A light that fails
The Bar Harbor Times, "Mount Desert's Hometown Newspaper," brings me the news that the lighthouse on Bear Island will almost certainly be closed down in the near future. I wish I could say that Bear Island exists far out at sea, a dangerous reef upon which mariners have long been wont to wreck their vessels. The truth is, it stands but a few hundred yards off shore, deep within the great harbor of Mount Desert.I have often wondered why a lighthouse should have been placed there in the first place. Now that the light is doomed, however, I find myself full of regrets and memories.
Despite its closeness to shore, and its proximity to the busy settlement of Northeast, Bear Island has long been noted for its peculiar beauty. Here in the 19th century, landscape artists like Bierstadt and Frederick Church, drawn to what was then a foggy outpost of the known world, came to paint the island's striking rock formations. In later years, no yachtsman would ever fail to remark upon something at once wild and noble in the aspect of these rocks as they rose abruptly from the blue sea, precisely as they were heaved up by a glacier aeons ago. Upon their summit for a century and a half has stood a lighthouse gleaming white in the afternoon sun; the whole has been an image so impressing itself on the mind that it could be summoned up in the long watches of a landlocked winter night.
Yet it wasn't, as I have already hinted, a very necessary lighthouse. Sailors coming from the east caught a lighted buoy off Bunker's Ledge long before they saw the Bear Island light; the approach down the western way found it obscurred by islands. Yet its beam glowed cheeringly through the dark, and often at night from my house ashore, I have heard its faint bell sounding, a reminder, as I turned over safely in my bed, that the sea lay under a blanket of fog.

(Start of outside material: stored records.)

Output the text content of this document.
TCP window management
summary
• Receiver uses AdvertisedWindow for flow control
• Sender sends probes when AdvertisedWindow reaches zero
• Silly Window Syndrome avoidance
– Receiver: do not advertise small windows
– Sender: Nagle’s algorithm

Now, it seems, a few lighted buoys strategically placed, and a newly anchored gong, will provide adequate guidance into the great harbor; the lighthouse will be evacuated and eventually sold off by the government. It is sad to think of its going. The Maine coast was onece dotted with lighthouses faithfully manned, their keepers standing watch through all seasons and all weathers: men of a special breed - yes, and women, too; for the wives of those seabound guardians put up uncomplainingly with the loneliness, the isolation, the long periods when they were without fresh supplies. When the Bear Island light is gone, only one that I know of will remain, upon Duck Island some miles at sea. I have often anchored off the Duck and clambered ashore to share a cup of tea with the keeper and his family, enjoying a warm welcome and feeling that I was not undully interrupting the allotted work. Are the days of Duck Island light also numbered?

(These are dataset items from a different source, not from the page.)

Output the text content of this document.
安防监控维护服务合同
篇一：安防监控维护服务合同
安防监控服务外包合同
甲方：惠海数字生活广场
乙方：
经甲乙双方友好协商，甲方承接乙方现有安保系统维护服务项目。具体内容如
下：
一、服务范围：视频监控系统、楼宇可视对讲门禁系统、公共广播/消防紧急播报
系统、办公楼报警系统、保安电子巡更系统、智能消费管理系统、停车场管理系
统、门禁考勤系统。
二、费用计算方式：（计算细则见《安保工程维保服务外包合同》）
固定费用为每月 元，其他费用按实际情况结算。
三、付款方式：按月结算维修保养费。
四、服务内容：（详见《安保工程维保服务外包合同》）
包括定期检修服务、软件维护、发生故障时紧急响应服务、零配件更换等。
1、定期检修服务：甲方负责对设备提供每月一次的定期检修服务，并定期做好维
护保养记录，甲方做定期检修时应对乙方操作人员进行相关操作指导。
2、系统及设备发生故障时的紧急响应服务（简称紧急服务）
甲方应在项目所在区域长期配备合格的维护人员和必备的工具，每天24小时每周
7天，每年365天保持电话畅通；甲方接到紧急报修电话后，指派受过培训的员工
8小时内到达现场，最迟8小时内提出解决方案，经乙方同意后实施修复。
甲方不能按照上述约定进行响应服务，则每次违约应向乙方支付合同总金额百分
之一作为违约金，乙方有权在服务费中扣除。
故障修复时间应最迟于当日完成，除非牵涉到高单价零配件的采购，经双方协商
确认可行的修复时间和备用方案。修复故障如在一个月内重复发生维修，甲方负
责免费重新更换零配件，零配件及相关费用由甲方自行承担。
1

At Bear Island, according to my informant, a young family has been in attendance for several years. They didn't mind their relative isolation; they found pleasures in the sense of being close to one another. Now one of the children is approaching the age of compulsory schooling, and they will have to abandon their post in any case. But Steve Loiver is nevertheless regretful. "This light hasn't missed a blink since I've been here," he says, and he fears an impending loss in the passing of his job. "I just hope that in the need to economize we don't destroy the things that give flavor and uniqueness to life."
The lighthouse and its surrounding shelters, kept so starkly white under his care, will no doubt be left to molder for a while and then will crumble in desuetude. Sailors will ply their course safely enough under the Coast Guard's new arrangements. But does anyone like to think of one more light going out in our world, or of even a faint bell being stilled? For myself, when the fog comes in, I'll give silent thanks for journeys that long ago ended safely under the arc of that Bear Island light.